Obviously the writer was unaware of the doings of the wily city government. On October 29, 2005, this newspaper carried a Public Notice concerning the Nahr-e-Khayyam which indirectly conveyed that ‘to generate funds’ the CDGK wished to create residential/ commercial plots on or near the Nahr in Block 5 Scheme 5, Clifton. It goes on to say, “Now, therefore, under Article 3-1.1 of the Karachi Building and Town Planning Regulations 2002, objections are hereby invited from public to aforesaid channelisation of Nahr-e-Khayyam and creation of residential/commercial plots within 15 days of the publication of this notice.”

Members of the NGO, Shehri, raised objections and on November 10 it wrote to EDO Attiq Beg asking for information which the master plan offices of the CDGK were bound to supply. Their letter stated :

“Apropos your Public Notice in the press of October 29, 2005, we request you to provide us the following information : 1) copies of the technical justification studies made in the light of the planning of the area (as per regulation 18-4.2.2 of KBTPR 2002, and other town planning laws), including availability of utilities (electricity, water, sewerage, etc), infrastructure (road traffic handling capacity, parking, garbage collection, etc) and amenities (parks, playgrounds,) police stations, hospitals, schools, etc. 2) Data on the present overloading of the above facilities/infrastructure in the residential area and around the proposed conversion. 3) Copy of the environmental impact assessment: carried out in accordance with Item H-1 of Schedule II of Review of IEE & EIA Regulations, 2002, notified under PEPA 1997 (noise, air pollution, utilities, infrastructure, crime, introductions of strangers into the neighbourhood, etc) of the proposed conversion, with public participation.”

Shehri recorded various other obvious objections and said that all the above was required by them to submit detailed and proper objections/comments/ observations. The letter ended : “It would also be pertinent to point out that this scheme is another venture to make millions and to environmentally degrade the city for the pecuniary benefit of a few.”

As was expected, no response was received and subsequent reminders were ignored. No public hearing was held and the CDGK stealthily commenced constructing an inadequate ‘box drain’ in the Nahr.
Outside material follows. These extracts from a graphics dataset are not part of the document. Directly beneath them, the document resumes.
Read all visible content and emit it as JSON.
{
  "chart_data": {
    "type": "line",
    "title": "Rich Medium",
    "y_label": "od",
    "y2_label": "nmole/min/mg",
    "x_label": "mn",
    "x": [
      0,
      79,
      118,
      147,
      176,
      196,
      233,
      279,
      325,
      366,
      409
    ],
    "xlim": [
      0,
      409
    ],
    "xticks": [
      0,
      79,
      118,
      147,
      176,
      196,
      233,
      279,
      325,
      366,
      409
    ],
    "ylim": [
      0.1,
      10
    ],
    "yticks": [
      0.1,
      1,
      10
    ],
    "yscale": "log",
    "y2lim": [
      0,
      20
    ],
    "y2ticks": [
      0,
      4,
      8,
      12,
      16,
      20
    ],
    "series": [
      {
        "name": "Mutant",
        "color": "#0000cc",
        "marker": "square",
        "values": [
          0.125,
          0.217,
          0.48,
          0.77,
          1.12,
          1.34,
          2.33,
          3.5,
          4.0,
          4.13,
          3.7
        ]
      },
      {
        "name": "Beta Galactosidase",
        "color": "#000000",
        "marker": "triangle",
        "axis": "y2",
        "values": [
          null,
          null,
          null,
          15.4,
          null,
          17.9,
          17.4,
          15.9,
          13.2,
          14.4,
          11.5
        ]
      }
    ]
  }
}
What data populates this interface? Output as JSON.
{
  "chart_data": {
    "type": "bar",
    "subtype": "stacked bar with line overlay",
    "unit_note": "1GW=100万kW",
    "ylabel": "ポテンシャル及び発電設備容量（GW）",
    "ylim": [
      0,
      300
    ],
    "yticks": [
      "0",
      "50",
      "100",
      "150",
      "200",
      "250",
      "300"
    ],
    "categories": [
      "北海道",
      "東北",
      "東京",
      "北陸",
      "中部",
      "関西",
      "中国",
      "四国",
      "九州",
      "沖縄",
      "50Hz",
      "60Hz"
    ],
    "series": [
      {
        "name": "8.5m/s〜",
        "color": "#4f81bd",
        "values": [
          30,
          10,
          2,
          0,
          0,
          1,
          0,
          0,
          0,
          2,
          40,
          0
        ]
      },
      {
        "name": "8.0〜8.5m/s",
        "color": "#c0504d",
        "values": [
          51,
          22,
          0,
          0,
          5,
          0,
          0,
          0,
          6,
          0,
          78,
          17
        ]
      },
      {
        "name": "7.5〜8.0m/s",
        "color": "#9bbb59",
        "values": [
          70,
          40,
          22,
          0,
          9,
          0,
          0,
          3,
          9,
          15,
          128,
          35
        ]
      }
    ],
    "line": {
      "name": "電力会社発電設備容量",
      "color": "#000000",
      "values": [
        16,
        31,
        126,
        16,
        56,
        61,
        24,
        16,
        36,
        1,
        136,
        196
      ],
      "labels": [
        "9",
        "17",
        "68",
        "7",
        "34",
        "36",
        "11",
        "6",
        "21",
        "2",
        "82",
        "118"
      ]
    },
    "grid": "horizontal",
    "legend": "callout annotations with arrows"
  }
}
At the end of July this year the rains came. The KPT’s generous ‘gift’ to the people of Karachi, its wondrous underpass, was converted into a swimming pool, those living within a radius of a couple of kilometres suffered badly and the area was more or less inaccessible to those who had to traverse it to get from their A to their B.

Yesterday’s Dawn carried the City Nazim’s statement concerning the Nahr and related matters. Fortunately he does not ‘vow’ or ‘pledge.’ But he does convey that Chinese contractors have been invited to clean up the nullah and the Nahar.

With all this going on, should we despair? Never.